In sum, the decline of our two-party system has created an organizational and procedural vacuum. Candidate-centered politics is exploiting, rather than filling, this vacuum and tearing at the fabric of common political culture. As our cultural expectation of coalition politics declines, our Venn diagram’s shaded area grows ever smaller, portending a fundamental, and I believe unwelcome, shift in our historic system of representative government.
What to do? One option would be to try to rebuild the role of our two great national parties in supporting coalition politics. Steps to enhance the role of the two parties might include: relaxing financing restrictions with respect to party organizations while strengthening them with respect to individual candidates and issue advocacy organizations; directing public campaign financing to political parties rather than to candidates; tightening ballot-access rules to favor “regular” organization candidates; and requiring run-off primaries to weed out fringe candidacies.
Although I favor boosting the role of party organizations, many thoughtful observers will strongly disagree with this back-to-the-future approach, noting that the good old days of strong party organizations weren’t always so great. True enough, machine politics often resulted in conflicts of interest, inefficiency, waste, and outright corruption. And, as New Jerseyans can attest, it still does. Yet I believe it’s possible to strengthen the role of our two major parties without returning to the days of Tammany Hall or Jersey City under Boss Frank Hague.
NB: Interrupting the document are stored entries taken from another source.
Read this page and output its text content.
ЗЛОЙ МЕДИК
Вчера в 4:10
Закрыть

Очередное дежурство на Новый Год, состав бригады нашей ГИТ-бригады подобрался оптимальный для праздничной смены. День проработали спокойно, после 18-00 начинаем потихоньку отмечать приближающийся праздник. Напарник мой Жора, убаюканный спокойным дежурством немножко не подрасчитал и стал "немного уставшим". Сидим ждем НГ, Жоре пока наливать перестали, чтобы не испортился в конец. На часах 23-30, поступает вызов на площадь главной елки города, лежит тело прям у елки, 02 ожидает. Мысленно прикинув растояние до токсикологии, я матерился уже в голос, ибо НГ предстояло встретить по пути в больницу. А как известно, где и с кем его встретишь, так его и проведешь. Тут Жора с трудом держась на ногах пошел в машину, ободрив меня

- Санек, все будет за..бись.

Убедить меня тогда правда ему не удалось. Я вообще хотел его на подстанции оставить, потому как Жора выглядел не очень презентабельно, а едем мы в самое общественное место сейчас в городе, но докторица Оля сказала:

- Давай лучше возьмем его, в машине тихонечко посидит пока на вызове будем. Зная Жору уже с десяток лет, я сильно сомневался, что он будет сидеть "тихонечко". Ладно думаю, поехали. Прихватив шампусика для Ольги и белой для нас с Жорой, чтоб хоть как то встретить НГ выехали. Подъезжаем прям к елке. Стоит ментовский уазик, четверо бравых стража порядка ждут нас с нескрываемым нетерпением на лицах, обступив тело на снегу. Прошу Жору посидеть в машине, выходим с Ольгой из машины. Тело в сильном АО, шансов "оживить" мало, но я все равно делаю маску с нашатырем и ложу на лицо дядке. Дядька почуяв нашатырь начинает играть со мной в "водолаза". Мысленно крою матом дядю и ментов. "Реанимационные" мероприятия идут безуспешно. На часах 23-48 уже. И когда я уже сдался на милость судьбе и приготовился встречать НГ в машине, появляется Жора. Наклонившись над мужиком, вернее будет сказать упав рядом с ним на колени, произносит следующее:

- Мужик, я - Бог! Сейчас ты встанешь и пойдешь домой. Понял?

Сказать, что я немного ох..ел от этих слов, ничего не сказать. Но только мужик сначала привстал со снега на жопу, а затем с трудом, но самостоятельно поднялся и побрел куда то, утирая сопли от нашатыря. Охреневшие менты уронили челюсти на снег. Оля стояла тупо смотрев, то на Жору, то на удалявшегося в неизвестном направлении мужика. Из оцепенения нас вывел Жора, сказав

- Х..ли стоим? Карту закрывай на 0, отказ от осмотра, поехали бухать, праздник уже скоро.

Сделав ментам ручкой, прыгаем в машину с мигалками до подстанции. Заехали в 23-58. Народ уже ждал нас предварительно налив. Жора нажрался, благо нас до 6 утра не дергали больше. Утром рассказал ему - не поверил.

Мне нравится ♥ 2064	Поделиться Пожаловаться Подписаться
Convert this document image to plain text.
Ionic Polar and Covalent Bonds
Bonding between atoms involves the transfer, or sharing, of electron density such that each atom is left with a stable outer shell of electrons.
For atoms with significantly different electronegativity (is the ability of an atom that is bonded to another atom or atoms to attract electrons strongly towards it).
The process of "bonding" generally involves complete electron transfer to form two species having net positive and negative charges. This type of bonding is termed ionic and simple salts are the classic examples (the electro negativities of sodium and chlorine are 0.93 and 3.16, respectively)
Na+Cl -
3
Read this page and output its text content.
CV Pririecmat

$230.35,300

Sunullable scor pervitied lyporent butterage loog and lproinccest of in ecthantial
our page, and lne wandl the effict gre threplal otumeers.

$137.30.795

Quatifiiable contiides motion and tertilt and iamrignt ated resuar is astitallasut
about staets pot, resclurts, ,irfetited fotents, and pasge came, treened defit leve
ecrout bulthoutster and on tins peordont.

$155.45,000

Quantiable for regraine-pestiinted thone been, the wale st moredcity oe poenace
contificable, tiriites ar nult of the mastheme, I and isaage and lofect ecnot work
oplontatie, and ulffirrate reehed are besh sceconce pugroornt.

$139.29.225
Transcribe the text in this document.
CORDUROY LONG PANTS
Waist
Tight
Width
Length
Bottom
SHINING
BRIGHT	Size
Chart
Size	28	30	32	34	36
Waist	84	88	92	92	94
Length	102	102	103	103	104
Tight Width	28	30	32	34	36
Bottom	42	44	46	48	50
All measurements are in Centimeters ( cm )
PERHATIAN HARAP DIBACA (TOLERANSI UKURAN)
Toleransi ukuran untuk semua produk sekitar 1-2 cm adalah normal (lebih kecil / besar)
Whether or not you value a return to coalition politics, or agree that we should strengthen our two-party system, the plain truth is that no one really knows what will happen in this unpredictable presidential cycle, or whether the current turmoil will ultimately yield some form of lasting political realignment or reform. But at least you may now have a better understanding as to how we got here.
Fasten your seatbelts; we anticipate turbulence ahead.